Une parabole sur les protections commerciales chinoises

La première chose que Rafael remarque, avant même qu'il n'ouvre les yeux, c'est l'odeur. Le Guangdong a un parfum particulier: poulet brûlé, mélangé avec de l'huile et de la poussière et de la sueur et de l'eau de mer. Aucun autre port ne sent tout à fait ça. «Eh bien, je suis de retour, dit-il à haute voix, fixant l'obscurité derrière ses paupières.

Les sons aussi sont différents. La cacophonie qui passe par sa fenêtre parle des foules du matin et des marchandages bruyants, le tout dans un langage de gazouillis d'oiseau – bizarrement chantant et totalement incompréhensible, même après dix ans de va-et-vient pour son entreprise d'import-export.
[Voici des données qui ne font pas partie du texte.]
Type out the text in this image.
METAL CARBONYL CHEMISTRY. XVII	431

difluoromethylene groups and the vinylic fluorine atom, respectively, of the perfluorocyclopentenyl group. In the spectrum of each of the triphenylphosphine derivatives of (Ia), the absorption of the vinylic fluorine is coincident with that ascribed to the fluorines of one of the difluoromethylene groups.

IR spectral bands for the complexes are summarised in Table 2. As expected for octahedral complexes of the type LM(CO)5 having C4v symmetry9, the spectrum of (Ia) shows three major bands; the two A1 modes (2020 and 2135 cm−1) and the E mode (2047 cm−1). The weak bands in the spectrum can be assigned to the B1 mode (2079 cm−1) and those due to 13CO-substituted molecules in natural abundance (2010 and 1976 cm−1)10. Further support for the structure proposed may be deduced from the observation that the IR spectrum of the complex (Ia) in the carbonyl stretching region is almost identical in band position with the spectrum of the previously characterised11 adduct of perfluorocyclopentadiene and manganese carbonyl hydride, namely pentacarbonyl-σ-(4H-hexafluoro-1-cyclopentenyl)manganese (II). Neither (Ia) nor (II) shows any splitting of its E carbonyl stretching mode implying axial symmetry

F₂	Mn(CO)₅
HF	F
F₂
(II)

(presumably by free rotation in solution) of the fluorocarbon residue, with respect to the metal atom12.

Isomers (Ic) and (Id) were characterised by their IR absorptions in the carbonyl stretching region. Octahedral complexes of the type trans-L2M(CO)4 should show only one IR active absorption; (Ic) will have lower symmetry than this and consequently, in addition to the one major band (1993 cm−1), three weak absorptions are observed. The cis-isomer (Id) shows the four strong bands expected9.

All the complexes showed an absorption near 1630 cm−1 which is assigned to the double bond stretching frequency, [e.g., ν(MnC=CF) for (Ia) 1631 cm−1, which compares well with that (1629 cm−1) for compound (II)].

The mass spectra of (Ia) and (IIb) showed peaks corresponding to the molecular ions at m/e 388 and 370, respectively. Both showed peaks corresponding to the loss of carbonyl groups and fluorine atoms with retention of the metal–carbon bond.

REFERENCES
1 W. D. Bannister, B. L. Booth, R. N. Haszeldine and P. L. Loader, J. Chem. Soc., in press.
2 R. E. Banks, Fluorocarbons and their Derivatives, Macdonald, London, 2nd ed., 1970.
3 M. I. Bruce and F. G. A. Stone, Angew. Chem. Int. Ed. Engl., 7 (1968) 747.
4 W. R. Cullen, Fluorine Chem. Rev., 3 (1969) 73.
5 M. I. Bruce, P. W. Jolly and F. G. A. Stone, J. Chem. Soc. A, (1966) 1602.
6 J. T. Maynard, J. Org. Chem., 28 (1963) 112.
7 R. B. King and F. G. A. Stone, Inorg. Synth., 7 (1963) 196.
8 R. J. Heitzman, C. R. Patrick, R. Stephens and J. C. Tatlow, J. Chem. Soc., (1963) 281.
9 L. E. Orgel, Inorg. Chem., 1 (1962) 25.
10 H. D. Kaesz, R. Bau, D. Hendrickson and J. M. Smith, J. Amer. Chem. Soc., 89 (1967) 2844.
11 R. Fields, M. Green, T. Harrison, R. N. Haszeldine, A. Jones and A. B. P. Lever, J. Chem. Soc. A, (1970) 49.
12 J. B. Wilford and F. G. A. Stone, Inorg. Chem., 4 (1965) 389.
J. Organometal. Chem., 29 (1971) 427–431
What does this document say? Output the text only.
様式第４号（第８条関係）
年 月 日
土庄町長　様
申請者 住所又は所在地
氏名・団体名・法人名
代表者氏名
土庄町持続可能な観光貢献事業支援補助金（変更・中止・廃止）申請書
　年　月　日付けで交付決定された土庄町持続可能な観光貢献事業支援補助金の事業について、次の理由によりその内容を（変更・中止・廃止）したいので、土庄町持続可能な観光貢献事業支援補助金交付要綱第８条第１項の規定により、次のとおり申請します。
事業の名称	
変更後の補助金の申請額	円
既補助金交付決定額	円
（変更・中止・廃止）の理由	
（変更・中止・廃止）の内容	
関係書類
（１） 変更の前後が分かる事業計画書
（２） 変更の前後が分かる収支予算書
Guangdong. Son père n'avait même pas su qu'il existait, encore moins été là. La première fois que Rafael a déambulé dans ses rues extraterrestres, tout était excitant et nouveau. Ce premier voyage avait été plus aventureux que business, à vrai dire, un voyage de découverte qui, en rétrospective, a payé des dividendes énormes. Mais il ne se sent plus aussi aventureux. Rafael serait tout à fait heureux de confier le travail grognon des voyages d'affaires à quelqu'un d'autre, mais ses investisseurs de retour chez lui sont tous très heureux de le laisser faire. Son fils a décidé d'aller à l'école de médecine de Cracovie, et Rafael peut difficilement trouver à redire à cette ambition. (Il sait qu'il aura besoin d'un bon docteur dans sa vieillesse, étant donné son penchant à se laisser aller à chaque fois qu'il traverse l'Asie). Pendant un moment, il a laissé espérer qu'il passerait les rênes à son frère cadet, Thomas, mais finalement Thomas a déclaré qu'il allait tracer sa propre voie, pas de coléoptères retraçant le chemin bien usé de son frère aîné. Quel jour sommes-nous aujourd'hui? Le quinzième … Jorge doit déjà être au Brésil maintenant. Rafael évalue mentalement la distance que le soleil doit encore parcourir pour atteindre son frère. Je me saoule probablement sur une plage en ce moment même.

Sa famille peut être petite, mais elle couvre le monde entier. Un signe des temps.

Rafael entend un coup poli à sa porte. Il semble que le sommeil soit aussi impopulaire ici que partout ailleurs. Il ouvre ses paupières et laisse une fine pointe d'aube poignarder son cerveau dans l'éveil.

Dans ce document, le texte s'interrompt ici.